Tel est le thème de l’atelier médias organisé par Slow Food à l’intention des journalistes. Cette rencontre vise à leur offrir un aperçu exclusif de la nouvelle note politique intitulée « What’s the Deal: Making EU agri-food trade work for better food systems ». Ce document propose une analyse approfondie et des recommandations sur la politique commerciale de l’Union européenne, tout en mettant en lumière des témoignages de première main issus tant de l’UE que du Sud global, illustrant les effets concrets des politiques actuelles.
L’atelier a également pour objectif de fournir aux journalistes des pistes pour renforcer les acteurs locaux de l’alimentation et rééquilibrer le pouvoir au sein des chaînes d’approvisionnement. Les participants auront l’opportunité d’échanger directement avec des experts internationaux, dans un cadre interactif.

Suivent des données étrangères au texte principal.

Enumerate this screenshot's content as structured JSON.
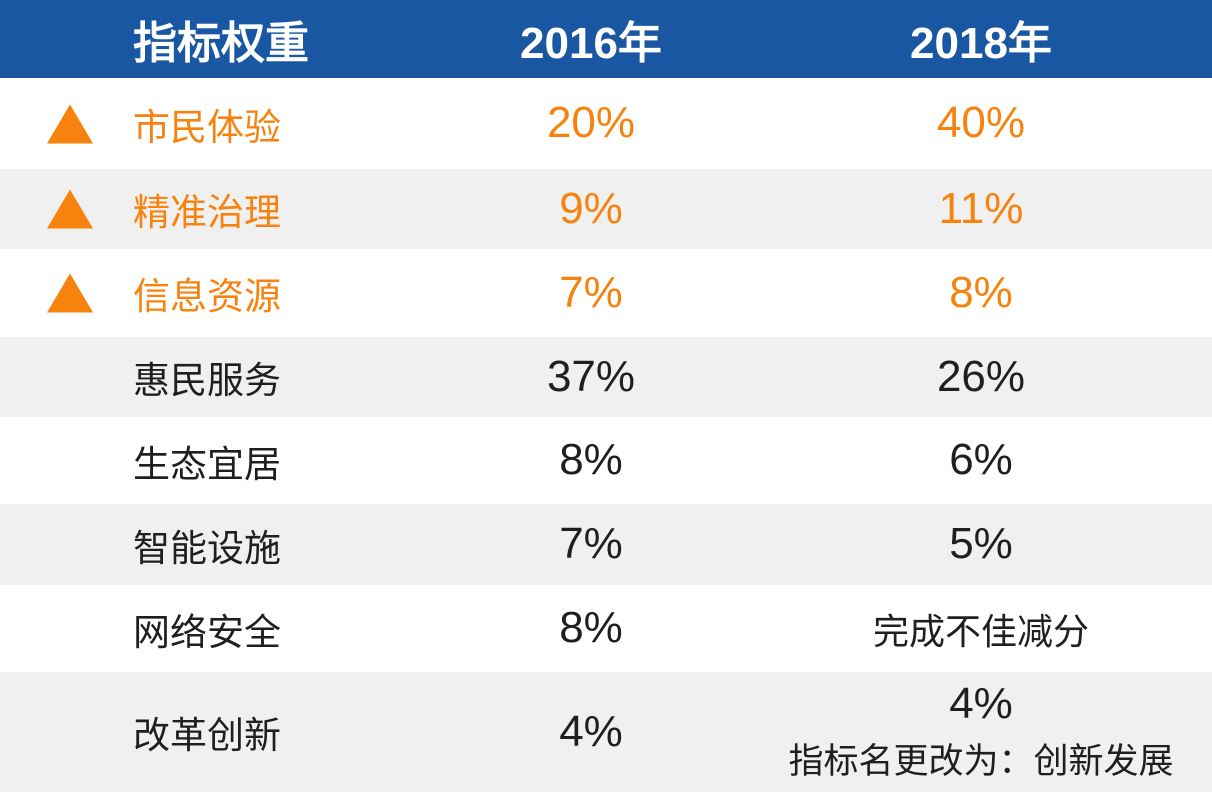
{
  "chart_data": {
    "type": "table",
    "title": "指标权重",
    "columns": [
      "指标权重",
      "2016年",
      "2018年"
    ],
    "rows": [
      {
        "label": "市民体验",
        "y2016": "20%",
        "y2018": "40%",
        "trend": "up",
        "highlighted": true
      },
      {
        "label": "精准治理",
        "y2016": "9%",
        "y2018": "11%",
        "trend": "up",
        "highlighted": true
      },
      {
        "label": "信息资源",
        "y2016": "7%",
        "y2018": "8%",
        "trend": "up",
        "highlighted": true
      },
      {
        "label": "惠民服务",
        "y2016": "37%",
        "y2018": "26%",
        "trend": "none",
        "highlighted": false
      },
      {
        "label": "生态宜居",
        "y2016": "8%",
        "y2018": "6%",
        "trend": "none",
        "highlighted": false
      },
      {
        "label": "智能设施",
        "y2016": "7%",
        "y2018": "5%",
        "trend": "none",
        "highlighted": false
      },
      {
        "label": "网络安全",
        "y2016": "8%",
        "y2018": "完成不佳减分",
        "trend": "none",
        "highlighted": false
      },
      {
        "label": "改革创新",
        "y2016": "4%",
        "y2018": "4%",
        "y2018_note": "指标名更改为：创新发展",
        "trend": "none",
        "highlighted": false
      }
    ],
    "colors": {
      "header_bg": "#1A57A2",
      "header_text": "#FFFFFF",
      "accent_orange": "#F7820D",
      "row_alt_bg": "#F0F0F0",
      "row_bg": "#FFFFFF",
      "body_text": "#1F1F1F"
    },
    "layout_hints": {
      "legend_position": "none",
      "grid": "off"
    }
  }
}
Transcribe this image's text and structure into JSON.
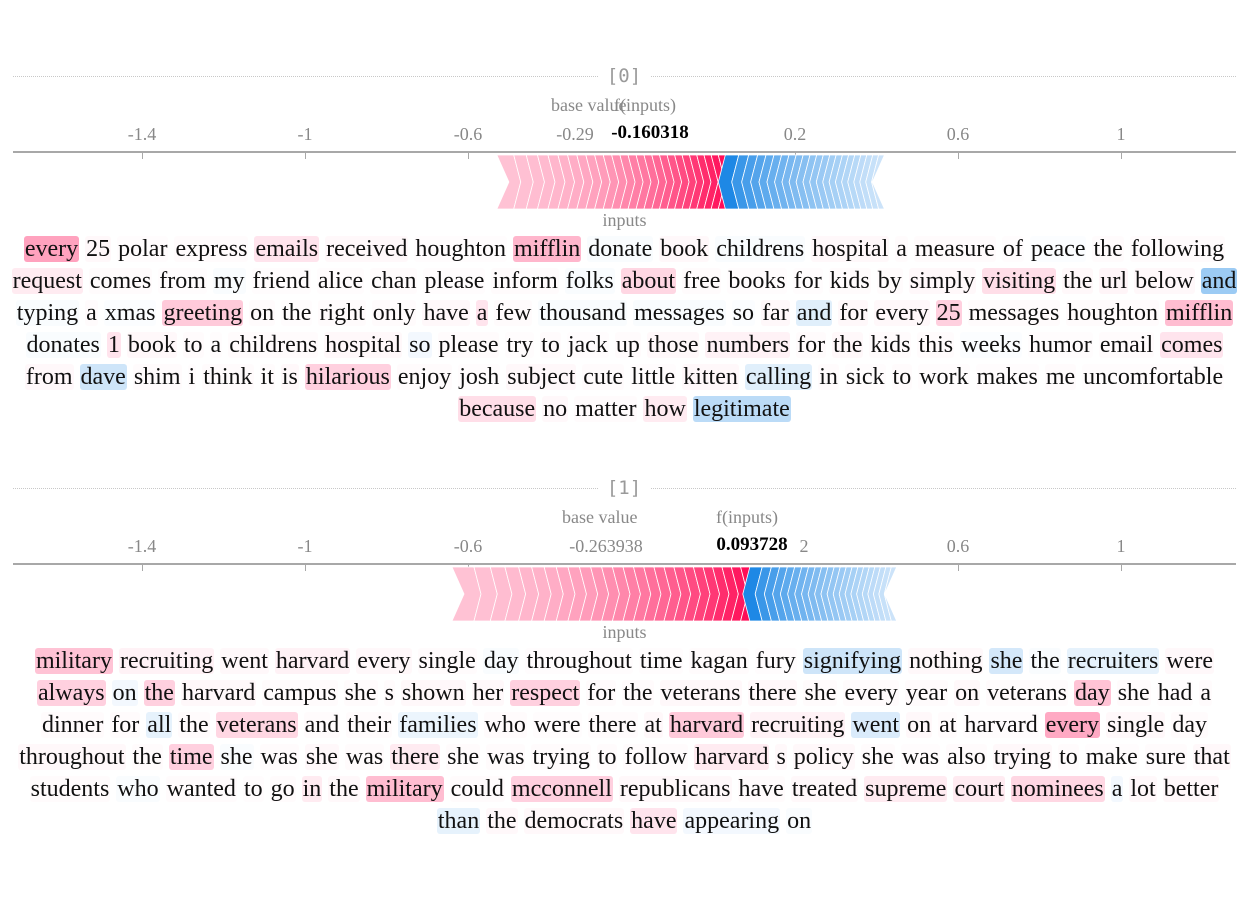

Dans un contexte marqué par des crises climatiques de plus en plus fréquentes et une flambée des prix alimentaires, les règles du commerce international sont de plus en plus scrutées. Les récentes menaces de sanctions douanières brandies par les États-Unis illustrent la fragilité du système alimentaire industriel, qui peut être profondément perturbé par un simple changement politique — au détriment de millions de personnes déjà vulnérables.
Cependant, cette instabilité peut aussi ouvrir la voie à des réformes structurelles. Le commerce n’est pas neutre : les règles qui le régissent peuvent et doivent être revues. En tant que l’un des plus grands blocs commerciaux au monde, l’Union européenne a la responsabilité et les moyens de piloter une transition vers un modèle plus équitable. La promotion de l’agroécologie et de la souveraineté alimentaire permettrait de réduire la dépendance à l’égard des chaînes d’approvisionnement dominées par les multinationales.
La mise en œuvre de mesures miroirs — des règles imposant aux produits importés de respecter les mêmes normes environnementales, sanitaires et sociales que ceux produits localement — garantirait que tous les aliments, qu’ils soient locaux ou importés, répondent à des standards équitables. Il est temps de faire du commerce un levier de justice et d’inclusion, notamment en faveur des petits producteurs du monde entier.
L’atelier réunira plusieurs intervenants de renom, notamment :
Marta Messa, Secrétaire générale de Slow Food
John Kariuki, Coordinateur de Slow Food Kenya
Nick Jacobs, Directeur de conseil à IPES-Food
Björn Scherhorn, agriculteur en Allemagne
La session sera animée par Natasha Foote, journaliste spécialisée.
Pour rappel, Slow Food est un mouvement mondial qui fédère des groupes locaux et des militants autour d’une vision commune : garantir à chacun une alimentation bonne pour lui, bonne pour ceux qui la produisent, et bonne pour la planète. Fondé en 1986 en Italie, en réaction à l’industrialisation croissante de l’alimentation et à la montée de la restauration rapide, le mouvement est aujourd’hui présent dans plus de 160 pays et rassemble des millions de partisans.